Anstaltszweck der Schleusen ist, Schiffe zwischen Gewässerabschnitten verschiedener Wasserspiegelhöhe zu überführen (BVerwG a. a. O.). Anstaltsbenutzer in diesem Sinne sind die Eigentümer, Besitzer und Besatzungen der Schiffe, nicht die Schiffsausrüster und sonstigen Gewerbetreibenden, wie der Kläger. Nun hat allerdings das Berufungsgericht in tatsächlicher Hinsicht - gemäß § 137 Abs. 2 VwGO für das Revisionsgericht verbindlich festgestellt, neben der Erfüllung dieser Hauptaufgabe sei „für die den Kanal befahrenden Schiffe auch ein gewisser, dem internationalen Schiffsverkehr entsprechender Service’ geboten worden", der außer der Übernahme von Lotsen und dem Wechsel von Personal auch die Übernahme von Proviant, Schiffsbedarf und den Verkauf von Waren an die -Schiffsbesatzungen durch die im Schleusengelände ansässigen Ausrüstungsfirmen Während des Schleusenvorgangs umfasse. Ein solcher „Service" für die Schiffsbesatzungen mag, soweit er sich in solchen Grenzen hält, dass die reibungslose Erfüllung der Hauptaufgabe der Schleusen nicht behindert wird, mit dem eigentlichen Anstaltszweck verträglich sein und sogar hier einen weiteren - zweitrangigen - Anstaltszweck darstellen. Eine Bestätigung hierfür mag in § 50 a der Betriebsordnung für den Nord-Ostsee-Kanal vom 14. Januar 1939, jetzt in der Fassung der Verordnung vom 17. Mai 1966 (BGBI. II S. 297), erblickt werden, dessen 2. Absatz lautet: „Die Übernahme von Proviant und Ausrüstungsgegenständen für den unmittelbaren Schiffsbedarf ist in den Schleusen nur insoweit gestattet, als sie in der für die Durchschleusung erforderlichen Zeit durchgeführt werden kann und der Schleusenbetrieb dadurch nicht beeinträchtigt wird." Eine Rechtsnorm, die jemandem einen Anspruch auf diese Versorgung mit Waren einräumt, besteht jedoch nicht.
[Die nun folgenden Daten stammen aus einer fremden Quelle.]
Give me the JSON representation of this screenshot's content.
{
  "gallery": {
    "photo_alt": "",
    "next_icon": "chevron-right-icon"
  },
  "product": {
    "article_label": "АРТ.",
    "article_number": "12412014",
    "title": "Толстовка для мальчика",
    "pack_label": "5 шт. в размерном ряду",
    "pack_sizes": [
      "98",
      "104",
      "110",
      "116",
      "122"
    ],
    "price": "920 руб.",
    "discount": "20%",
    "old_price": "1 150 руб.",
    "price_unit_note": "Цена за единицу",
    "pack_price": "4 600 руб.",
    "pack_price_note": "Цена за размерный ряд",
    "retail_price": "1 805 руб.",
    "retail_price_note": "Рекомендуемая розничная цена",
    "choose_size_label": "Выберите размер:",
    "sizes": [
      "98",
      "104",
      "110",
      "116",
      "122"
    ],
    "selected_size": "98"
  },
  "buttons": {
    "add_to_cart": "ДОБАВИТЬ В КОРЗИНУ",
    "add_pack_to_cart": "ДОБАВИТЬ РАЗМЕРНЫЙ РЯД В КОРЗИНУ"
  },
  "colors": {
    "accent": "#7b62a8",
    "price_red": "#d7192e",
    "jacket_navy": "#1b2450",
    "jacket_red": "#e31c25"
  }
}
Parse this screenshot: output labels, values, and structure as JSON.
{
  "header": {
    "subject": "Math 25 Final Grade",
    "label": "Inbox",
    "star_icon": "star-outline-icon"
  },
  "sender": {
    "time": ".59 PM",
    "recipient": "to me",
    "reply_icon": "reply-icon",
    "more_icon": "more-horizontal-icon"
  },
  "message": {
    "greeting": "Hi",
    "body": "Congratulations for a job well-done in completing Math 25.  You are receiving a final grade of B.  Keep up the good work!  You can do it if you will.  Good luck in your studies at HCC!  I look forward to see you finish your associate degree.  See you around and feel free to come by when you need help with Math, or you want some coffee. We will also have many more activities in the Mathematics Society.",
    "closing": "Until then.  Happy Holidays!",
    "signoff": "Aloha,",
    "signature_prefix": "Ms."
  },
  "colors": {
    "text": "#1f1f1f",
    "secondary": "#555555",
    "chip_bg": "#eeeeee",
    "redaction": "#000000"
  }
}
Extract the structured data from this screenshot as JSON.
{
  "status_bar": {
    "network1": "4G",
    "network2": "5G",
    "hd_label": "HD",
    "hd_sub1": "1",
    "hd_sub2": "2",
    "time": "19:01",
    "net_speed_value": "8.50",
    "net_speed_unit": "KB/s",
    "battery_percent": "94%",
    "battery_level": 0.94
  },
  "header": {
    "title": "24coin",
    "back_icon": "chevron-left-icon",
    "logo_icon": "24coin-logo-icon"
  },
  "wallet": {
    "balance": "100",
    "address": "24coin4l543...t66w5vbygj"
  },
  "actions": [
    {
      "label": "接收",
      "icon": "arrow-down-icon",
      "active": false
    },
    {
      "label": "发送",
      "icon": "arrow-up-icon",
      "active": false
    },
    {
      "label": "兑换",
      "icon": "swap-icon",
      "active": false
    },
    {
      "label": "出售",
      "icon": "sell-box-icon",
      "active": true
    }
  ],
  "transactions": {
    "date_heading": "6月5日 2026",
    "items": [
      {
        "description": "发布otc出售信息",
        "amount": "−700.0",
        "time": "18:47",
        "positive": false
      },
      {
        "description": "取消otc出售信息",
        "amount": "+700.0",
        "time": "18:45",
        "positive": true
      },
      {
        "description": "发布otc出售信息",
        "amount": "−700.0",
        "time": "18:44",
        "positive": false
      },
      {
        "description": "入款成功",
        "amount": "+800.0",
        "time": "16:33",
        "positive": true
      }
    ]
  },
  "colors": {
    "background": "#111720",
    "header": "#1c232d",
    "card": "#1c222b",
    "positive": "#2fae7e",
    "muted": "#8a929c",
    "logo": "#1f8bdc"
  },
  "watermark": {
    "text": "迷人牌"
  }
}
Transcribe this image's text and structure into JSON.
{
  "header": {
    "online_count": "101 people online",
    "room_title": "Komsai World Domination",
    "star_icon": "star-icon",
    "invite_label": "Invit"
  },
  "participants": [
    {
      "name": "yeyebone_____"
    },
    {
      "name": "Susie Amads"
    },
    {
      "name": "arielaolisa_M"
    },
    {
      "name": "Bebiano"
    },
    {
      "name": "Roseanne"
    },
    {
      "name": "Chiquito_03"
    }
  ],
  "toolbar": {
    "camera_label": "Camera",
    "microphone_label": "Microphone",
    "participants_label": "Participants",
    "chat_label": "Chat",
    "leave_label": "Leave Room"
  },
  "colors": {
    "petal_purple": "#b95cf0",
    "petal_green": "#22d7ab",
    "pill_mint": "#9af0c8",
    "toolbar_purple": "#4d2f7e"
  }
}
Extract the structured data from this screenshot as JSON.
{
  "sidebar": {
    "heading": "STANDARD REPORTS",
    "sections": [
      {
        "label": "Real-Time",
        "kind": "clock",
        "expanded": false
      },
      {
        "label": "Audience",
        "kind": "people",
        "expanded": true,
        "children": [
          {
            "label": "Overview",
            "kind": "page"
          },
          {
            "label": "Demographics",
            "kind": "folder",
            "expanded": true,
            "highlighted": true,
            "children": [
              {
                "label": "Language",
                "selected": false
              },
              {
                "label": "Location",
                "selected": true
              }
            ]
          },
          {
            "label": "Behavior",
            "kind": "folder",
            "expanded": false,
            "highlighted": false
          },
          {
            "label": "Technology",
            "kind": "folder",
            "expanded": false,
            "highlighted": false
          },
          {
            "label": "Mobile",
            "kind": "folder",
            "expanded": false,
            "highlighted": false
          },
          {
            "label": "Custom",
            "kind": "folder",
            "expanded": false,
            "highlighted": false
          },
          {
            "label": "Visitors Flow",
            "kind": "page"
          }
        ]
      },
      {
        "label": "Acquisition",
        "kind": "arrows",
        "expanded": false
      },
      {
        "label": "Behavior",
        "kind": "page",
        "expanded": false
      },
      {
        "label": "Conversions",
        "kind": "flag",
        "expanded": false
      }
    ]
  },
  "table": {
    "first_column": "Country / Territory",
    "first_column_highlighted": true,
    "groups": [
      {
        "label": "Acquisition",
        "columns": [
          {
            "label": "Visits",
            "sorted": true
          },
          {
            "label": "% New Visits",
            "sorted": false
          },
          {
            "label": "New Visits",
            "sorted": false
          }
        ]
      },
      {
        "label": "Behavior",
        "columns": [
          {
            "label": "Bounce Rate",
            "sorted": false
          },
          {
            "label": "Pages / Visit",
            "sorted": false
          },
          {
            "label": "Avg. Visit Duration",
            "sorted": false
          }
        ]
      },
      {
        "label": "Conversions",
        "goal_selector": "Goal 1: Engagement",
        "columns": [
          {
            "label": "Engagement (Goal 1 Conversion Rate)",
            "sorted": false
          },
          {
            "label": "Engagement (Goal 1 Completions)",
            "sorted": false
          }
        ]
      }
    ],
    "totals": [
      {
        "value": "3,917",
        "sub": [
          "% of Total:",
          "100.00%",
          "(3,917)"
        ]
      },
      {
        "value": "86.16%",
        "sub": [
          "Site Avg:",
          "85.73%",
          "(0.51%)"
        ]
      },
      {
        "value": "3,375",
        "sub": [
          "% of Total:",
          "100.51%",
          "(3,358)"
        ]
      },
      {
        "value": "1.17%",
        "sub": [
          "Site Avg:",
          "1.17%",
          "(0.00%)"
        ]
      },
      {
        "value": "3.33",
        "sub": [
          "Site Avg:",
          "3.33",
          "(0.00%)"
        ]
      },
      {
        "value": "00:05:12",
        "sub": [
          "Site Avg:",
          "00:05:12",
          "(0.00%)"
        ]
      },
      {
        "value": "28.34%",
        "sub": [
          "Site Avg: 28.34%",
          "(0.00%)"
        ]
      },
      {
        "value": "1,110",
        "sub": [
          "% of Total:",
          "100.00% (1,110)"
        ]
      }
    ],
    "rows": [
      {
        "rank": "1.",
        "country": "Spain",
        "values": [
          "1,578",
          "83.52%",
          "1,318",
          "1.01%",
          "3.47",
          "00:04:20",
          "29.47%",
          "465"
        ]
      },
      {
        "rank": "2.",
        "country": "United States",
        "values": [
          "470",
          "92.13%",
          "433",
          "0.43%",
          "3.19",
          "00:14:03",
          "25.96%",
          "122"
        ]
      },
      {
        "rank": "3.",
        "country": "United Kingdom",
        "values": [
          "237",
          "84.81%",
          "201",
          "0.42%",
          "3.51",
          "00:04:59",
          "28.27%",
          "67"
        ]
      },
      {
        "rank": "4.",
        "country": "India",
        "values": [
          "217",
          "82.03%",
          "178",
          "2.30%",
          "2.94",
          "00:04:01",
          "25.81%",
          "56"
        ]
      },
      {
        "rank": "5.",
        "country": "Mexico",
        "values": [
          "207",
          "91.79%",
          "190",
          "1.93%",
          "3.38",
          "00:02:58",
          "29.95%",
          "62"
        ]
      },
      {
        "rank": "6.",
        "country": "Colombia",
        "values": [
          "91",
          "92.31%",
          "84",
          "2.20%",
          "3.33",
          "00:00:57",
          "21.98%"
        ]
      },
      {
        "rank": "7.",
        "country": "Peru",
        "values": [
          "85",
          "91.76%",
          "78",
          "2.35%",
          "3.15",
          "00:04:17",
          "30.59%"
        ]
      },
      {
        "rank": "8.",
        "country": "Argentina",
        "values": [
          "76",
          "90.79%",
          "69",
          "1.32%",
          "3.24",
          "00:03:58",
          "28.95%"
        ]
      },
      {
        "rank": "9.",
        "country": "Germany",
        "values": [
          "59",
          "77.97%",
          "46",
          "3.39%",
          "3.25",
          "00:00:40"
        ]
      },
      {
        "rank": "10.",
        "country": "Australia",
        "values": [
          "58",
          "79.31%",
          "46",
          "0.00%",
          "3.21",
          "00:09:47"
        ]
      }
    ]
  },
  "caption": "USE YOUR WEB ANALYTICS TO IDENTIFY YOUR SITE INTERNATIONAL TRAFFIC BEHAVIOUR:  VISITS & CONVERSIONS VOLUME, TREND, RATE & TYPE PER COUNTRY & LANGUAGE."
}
Die Bundeswasserstraßenverwaltung darf zwar Gewerbetreibende zulassen, soweit das Versorgungsbedürfnis der Schiffsbesatzungen dies erfordert und die Hauptaufgabe des Schleusenbetriebes nicht beeinträchtigt wird. Insoweit steht ihr ein Ermessensspielraum zu, von dem sie nur sachgemäß Gebrauch machen darf. Daraus ergibt sich aber kein Anspruch einzelner Gewerbetreibender, die an den Schleusenanlagen ihr Gewerbe ausüben wollen, auf ermessensfehlerfreie Entscheidung der Verwaltung über ihre Zulassung zur Benutzung der Schleuse.
Es ist ein Grundsatz des allgemeinen Verwaltungsrechts, dass rechtliche Regelungen, die der Verwaltung ein Ermessen einräumen, dem einzelnen Interessenten einen Anspruch auf ermessensfehlerfreie Verwaltungsentscheidung nur gewähren, wenn und soweit diese Regelungen erlassen sind, um - zumindest auch - seinem individuellen Interesse zu dienen. Aus Regelungen dagegen, die nicht dem individuellen Interesse bestimmter Personen zu dienen bestimmt sind, können diese weder einen Anspruch auf ein bestimmtes Verwaltungshandeln, noch auch nur einen Anspruch auf ermessensfehlerfreie Verwaltungsentscheidung herleiten (vgl. Bachof, Die verwaltungsgerichtliche Klage auf Vornahme einer Amtshandlung, 1951, S. 71; Naumann DVBI. 1952, 406; Haueisen DVBI. 1952, 521 (524); ’Urteile vom 28. Oktober 1955 - BVerwG II C 260.54 - in BVerwGE 2, 288 (290) und vom 26. Oktober 1967 - BVerwG II C 22.65 - in BVerwGE 28, 155 (161).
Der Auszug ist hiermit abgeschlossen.